Lutheran’s system is likewise centralized. "Once [the Bed Book Department] receives a call from a physician or a nurse in an outlying facility, they become very proactive and respond immediately," Miller adds. "They get any additional information they need — meds, diagnosis, level of care required — and assign the appropriate room at that time and assign a room number as well."
Cincinnati Children’s has had its Statline since 1990, but originally it was set up as a central hub for ambulances, recalls Richard Ruddy, MD, director of emergency services. "But from our perspective, 25% of our visits are referrals from physicians’ offices, pediatricians, and family practitioners, and a significant portion comes from other regional facilities," he notes.
A small area with a desk and chair was set up in the ED. The central operator handles all calls coming in to the ED from the primary physicians, helicopters, emergency medical services (EMS), their own transport team, parents seeking medical advice, and so on.
The meetings with community physicians, so critical early on, occurred less frequently as the years passed. However, improvements continually were made to the system. "Over the last couple of years, we’ve tried to continually standardize the information the operator from Statline gets from the outside, so that when communication from physician to physician occurs, we can go into our EMStat computerized record [Med-Media, Harrisburg, PA] and see what the operator already has typed in, such as what the injury was," Ruddy explains.
Before the changes at Lutheran, Miller recalls, there was quite a bit of confusion surrounding transfers.
"Because patients might arrive from EMS in admitting, and occasionally even directly to a patient floor, no one knew exactly what to do with them," she says. "Other hospitals, and especially physicians, were calling different areas: ED, inpatient, [intensive care unit]."
Now when an outside party calls the Statline, the operators know who they need to contact if tertiary care is required, Miller says..
"In the ED, they will accept the patient without question and get the transfer going," she explains. "Meanwhile, if they need internal medicine or cardiology, the operator will communicate to that physician to accept the patient as well."
Since the nurse is familiar with the different types of patients the hospital receives, patients are assigned to an appropriate bed as quickly as possible, Miller adds. "They can also take admission orders from the doc, so there’s no need for an extra call," she notes.
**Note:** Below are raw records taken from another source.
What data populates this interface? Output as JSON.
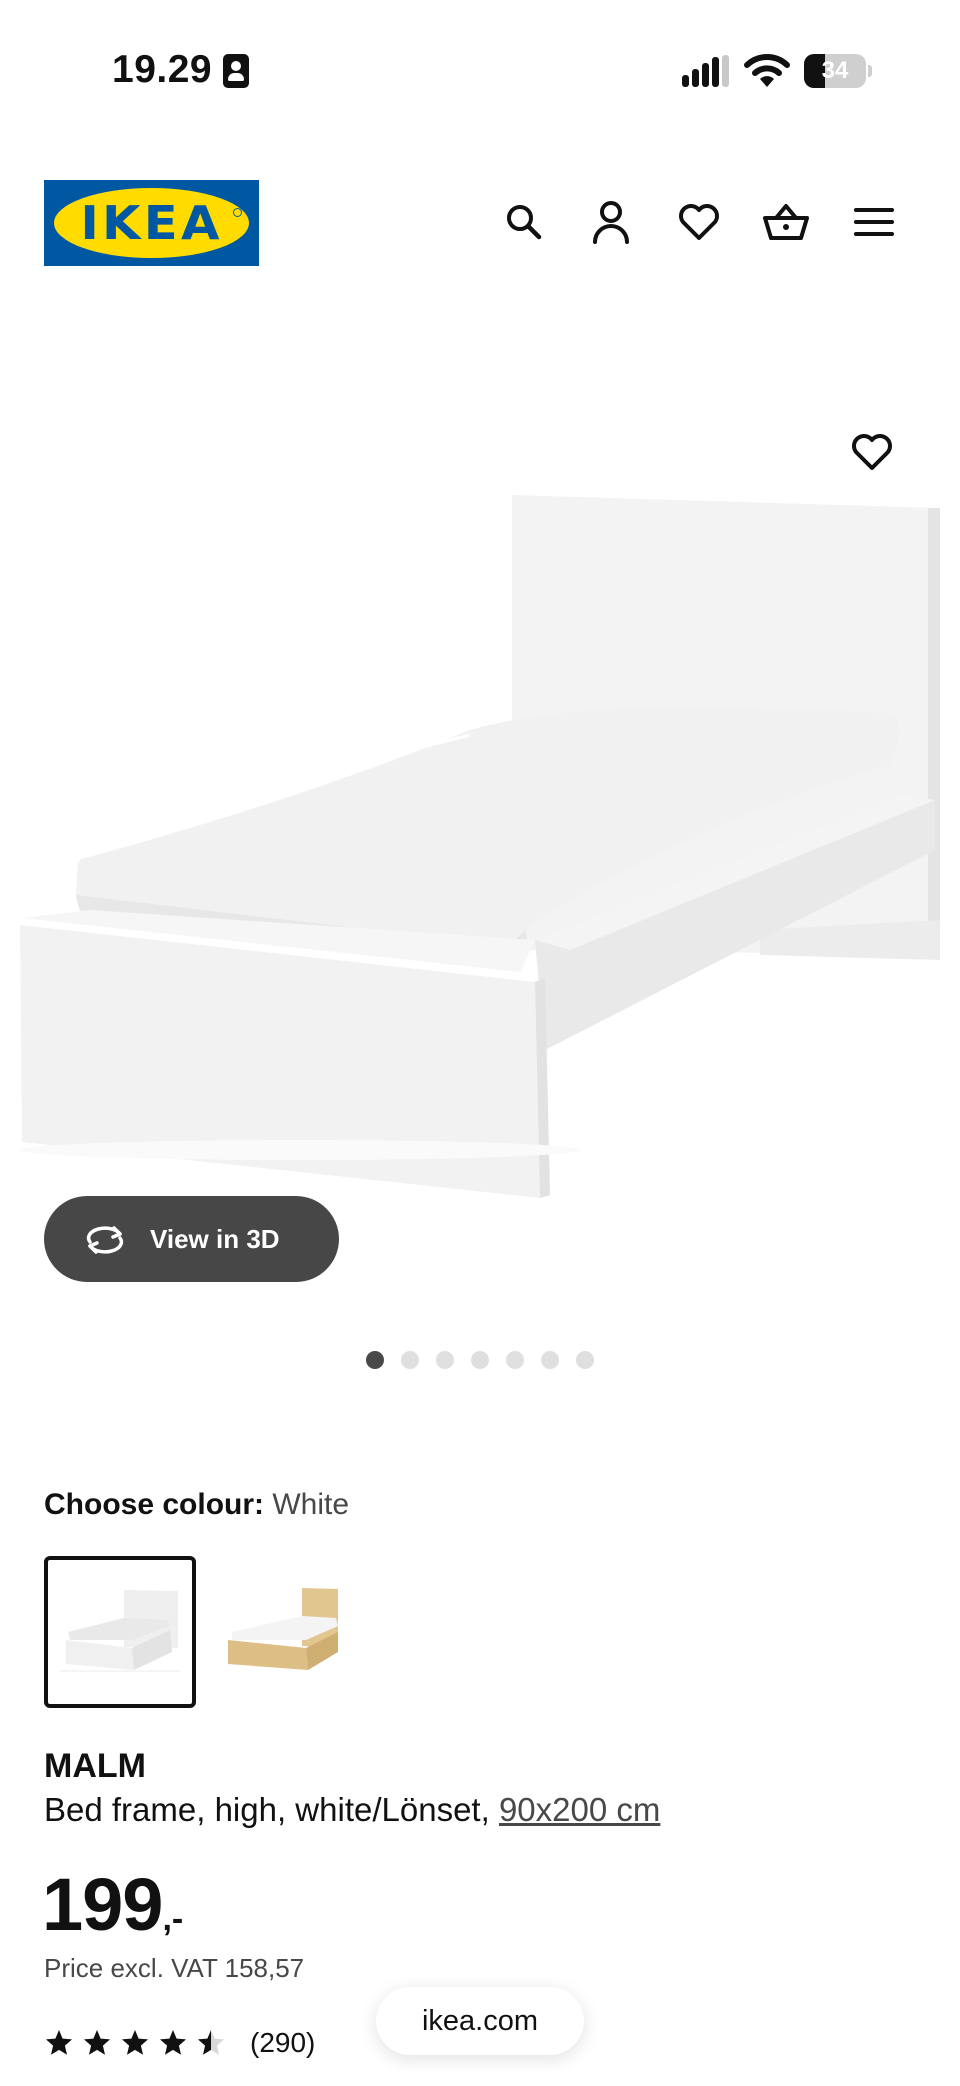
{
  "status_bar": {
    "time": "19.29",
    "battery": "34",
    "battery_level": 0.34
  },
  "header": {
    "logo_text": "IKEA",
    "icons": [
      "search-icon",
      "account-icon",
      "heart-icon",
      "basket-icon",
      "menu-icon"
    ]
  },
  "gallery": {
    "view_3d_label": "View in 3D",
    "image_count": 7,
    "active_index": 0
  },
  "colour": {
    "label": "Choose colour:",
    "value": "White",
    "options": [
      "White",
      "Oak"
    ]
  },
  "product": {
    "name": "MALM",
    "description": "Bed frame, high, white/Lönset,",
    "size": "90x200 cm",
    "price_int": "199",
    "price_dec": ",-",
    "vat_text": "Price excl. VAT 158,57",
    "rating_value": 4.5,
    "rating_max": 5,
    "rating_count": "(290)"
  },
  "browser": {
    "url": "ikea.com"
  },
  "colors": {
    "ikea_blue": "#0058A3",
    "ikea_yellow": "#FFDB00",
    "button_dark": "#474747",
    "dot_active": "#484848",
    "dot_inactive": "#dfdfdf"
  }
}
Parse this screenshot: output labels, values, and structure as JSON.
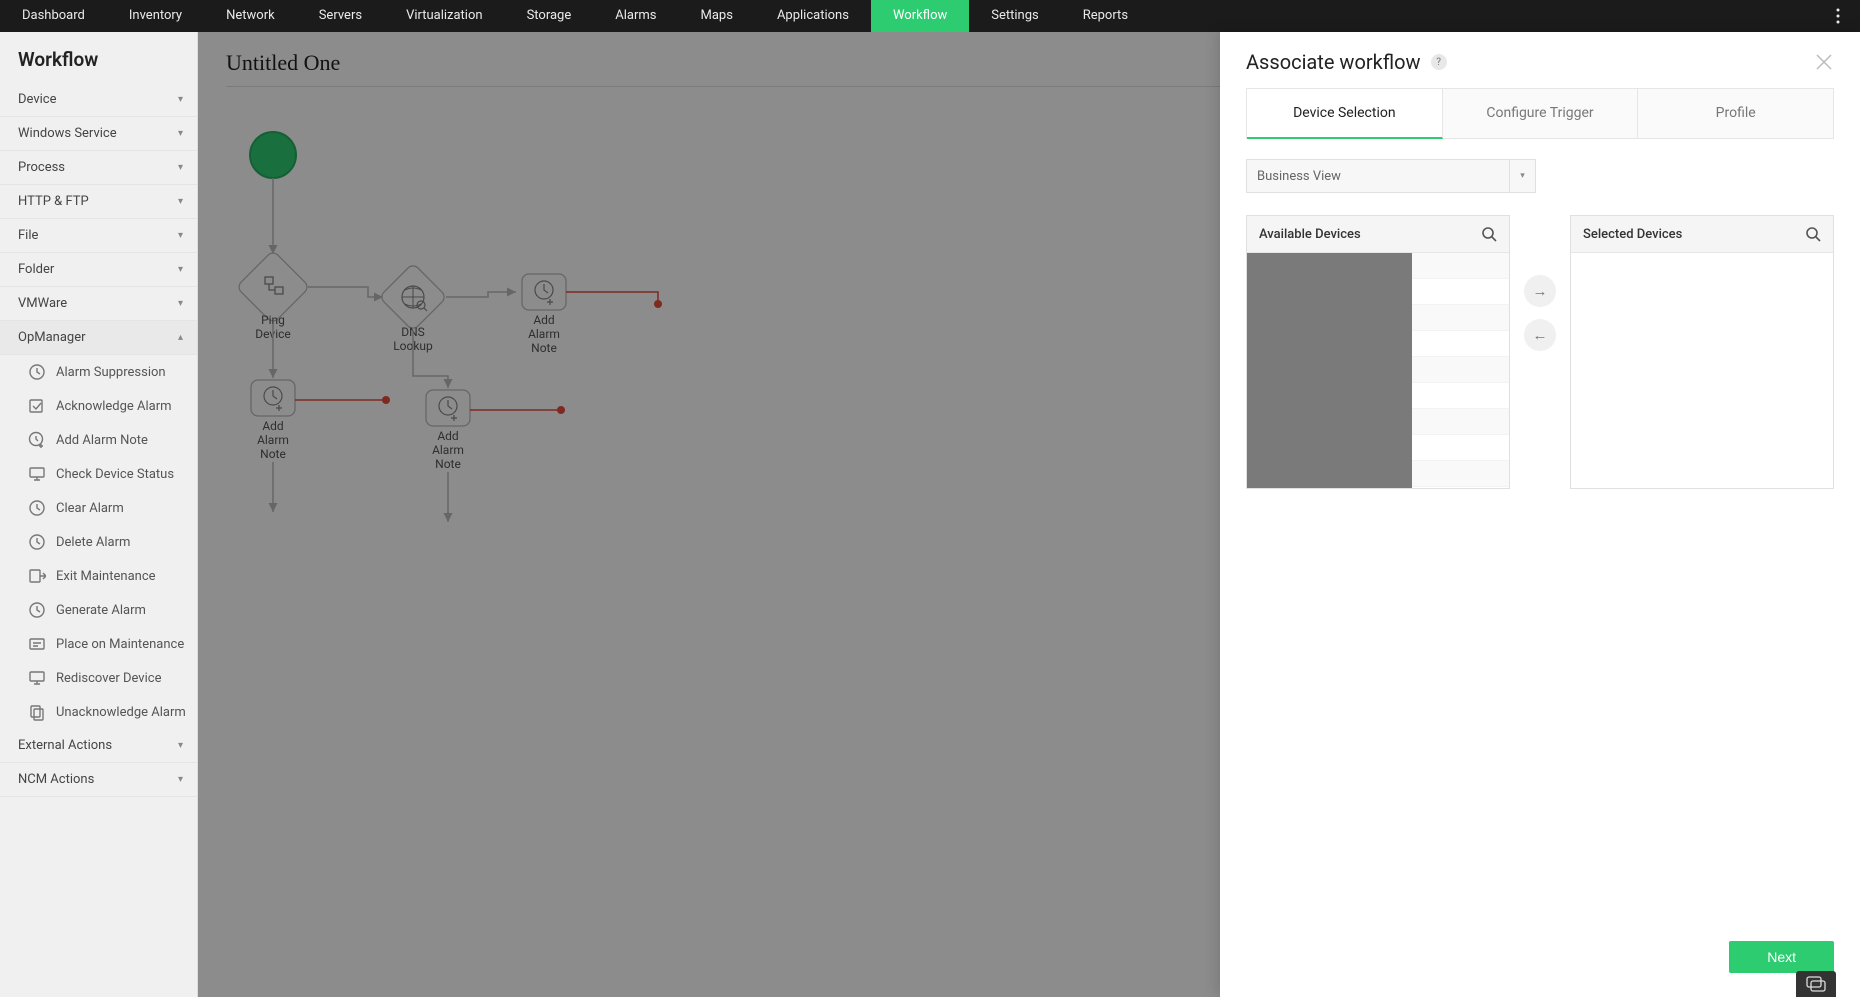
{
  "topnav": {
    "items": [
      {
        "label": "Dashboard"
      },
      {
        "label": "Inventory"
      },
      {
        "label": "Network"
      },
      {
        "label": "Servers"
      },
      {
        "label": "Virtualization"
      },
      {
        "label": "Storage"
      },
      {
        "label": "Alarms"
      },
      {
        "label": "Maps"
      },
      {
        "label": "Applications"
      },
      {
        "label": "Workflow",
        "active": true
      },
      {
        "label": "Settings"
      },
      {
        "label": "Reports"
      }
    ]
  },
  "sidebar": {
    "title": "Workflow",
    "categories": [
      {
        "label": "Device"
      },
      {
        "label": "Windows Service"
      },
      {
        "label": "Process"
      },
      {
        "label": "HTTP & FTP"
      },
      {
        "label": "File"
      },
      {
        "label": "Folder"
      },
      {
        "label": "VMWare"
      }
    ],
    "expanded_category_label": "OpManager",
    "expanded_items": [
      {
        "label": "Alarm Suppression"
      },
      {
        "label": "Acknowledge Alarm"
      },
      {
        "label": "Add Alarm Note"
      },
      {
        "label": "Check Device Status"
      },
      {
        "label": "Clear Alarm"
      },
      {
        "label": "Delete Alarm"
      },
      {
        "label": "Exit Maintenance"
      },
      {
        "label": "Generate Alarm"
      },
      {
        "label": "Place on Maintenance"
      },
      {
        "label": "Rediscover Device"
      },
      {
        "label": "Unacknowledge Alarm"
      }
    ],
    "trailing_categories": [
      {
        "label": "External Actions"
      },
      {
        "label": "NCM Actions"
      }
    ]
  },
  "canvas": {
    "title": "Untitled One",
    "nodes": {
      "ping_device_l1": "Ping",
      "ping_device_l2": "Device",
      "dns_lookup_l1": "DNS",
      "dns_lookup_l2": "Lookup",
      "add_alarm_note_a_l1": "Add",
      "add_alarm_note_a_l2": "Alarm",
      "add_alarm_note_a_l3": "Note",
      "add_alarm_note_b_l1": "Add",
      "add_alarm_note_b_l2": "Alarm",
      "add_alarm_note_b_l3": "Note",
      "add_alarm_note_c_l1": "Add",
      "add_alarm_note_c_l2": "Alarm",
      "add_alarm_note_c_l3": "Note"
    }
  },
  "panel": {
    "title": "Associate workflow",
    "help": "?",
    "tabs": {
      "device_selection": "Device Selection",
      "configure_trigger": "Configure Trigger",
      "profile": "Profile"
    },
    "business_view_label": "Business View",
    "available_devices_label": "Available Devices",
    "selected_devices_label": "Selected Devices",
    "available_rows": [
      "",
      "",
      "",
      "",
      "",
      "",
      "",
      "",
      ""
    ],
    "next_label": "Next"
  }
}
Lutheran has expanded its Bed Book Department hours from an initial eight hours a day, Monday-Friday. Now the department has "24/7" coverage — by RNs 10 hours a day, five days a week, and by the nursing supervisor (via portable phone) the rest of the time.
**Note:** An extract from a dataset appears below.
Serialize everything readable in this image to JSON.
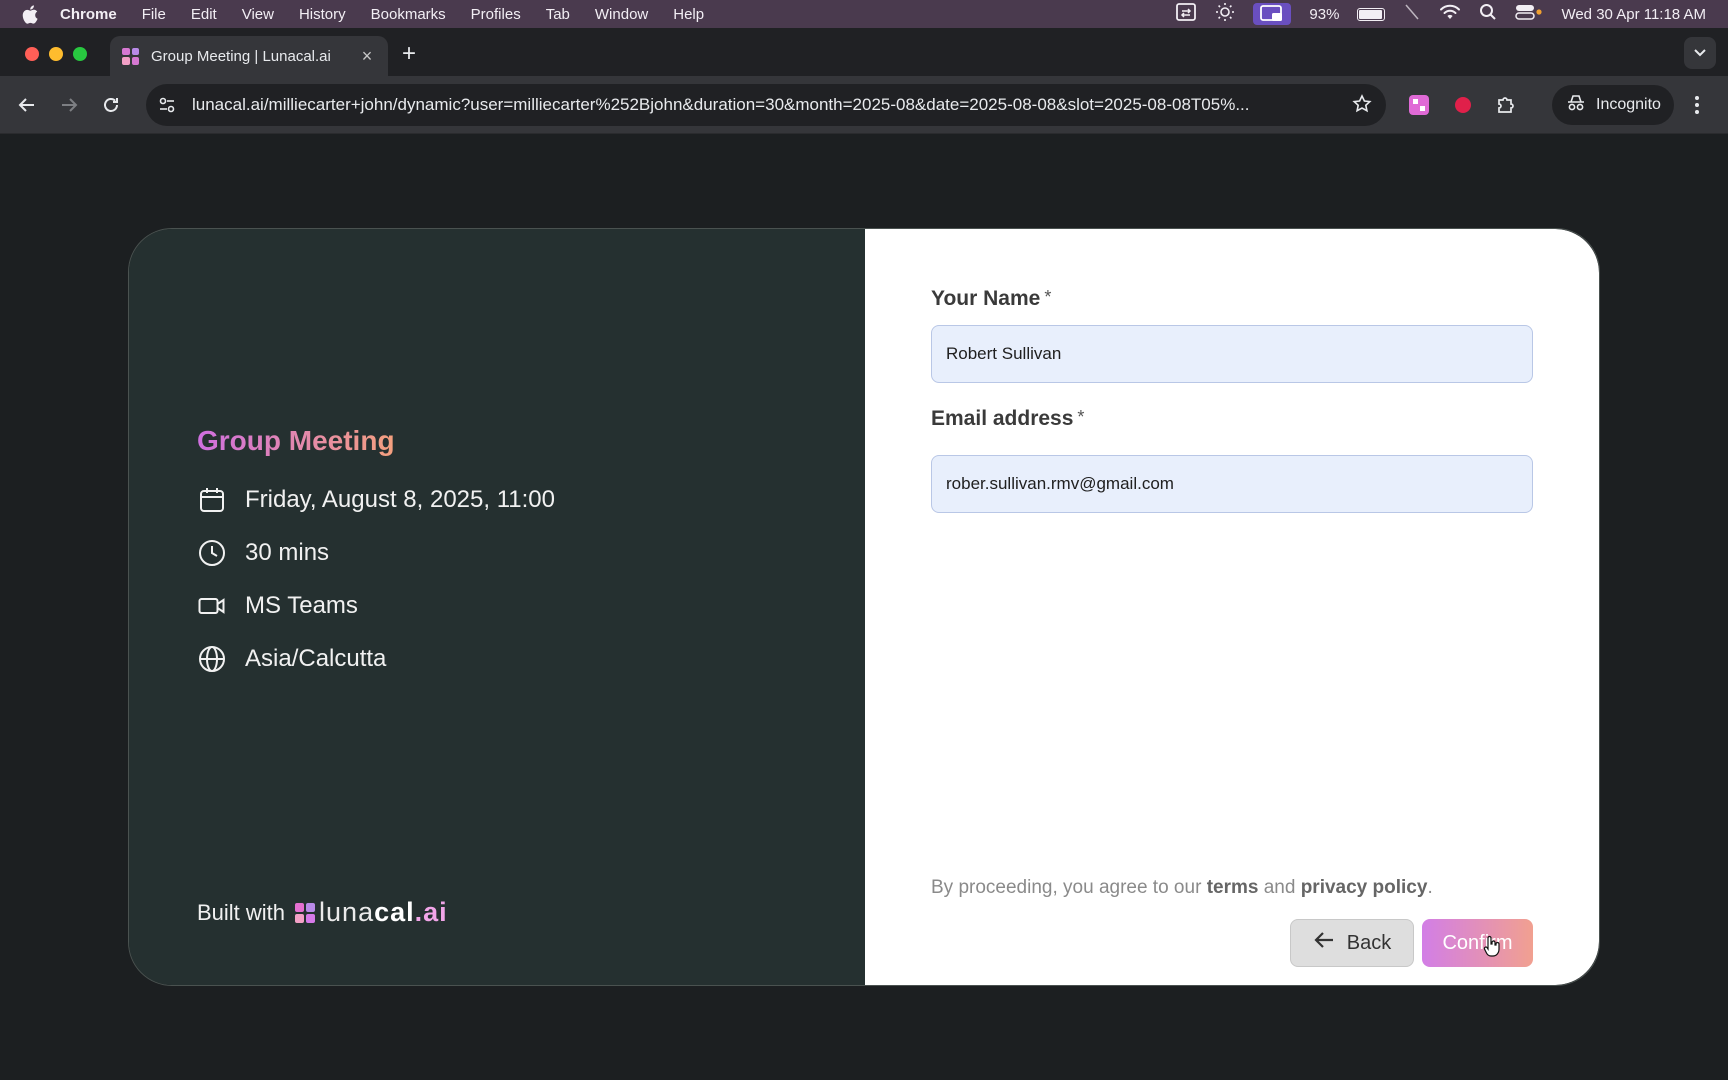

Miller has had to educate outside physicians about her process, through newsletters, mailings, and open houses. "It has absolutely facilitated transfers and better utilization of our bed space," she says.
At Cincinnati Children’s, the Statline is staffed by two full-time workers. "A year ago, we discovered we could find some documentation of appropriate follow-up in 67% of our ED cases," says Luria. "One year later, that has gone up to 90%, with more specific and better outcomes."
And of course, serving referring physicians well is critical, Ruddy adds. "We’ve got to keep these guys happy; they are the bread and butter of the [referrals of] sicker kids," he notes. "And they could just as easily be calling to Louisville. But the feedback from our community physicians has been very positive."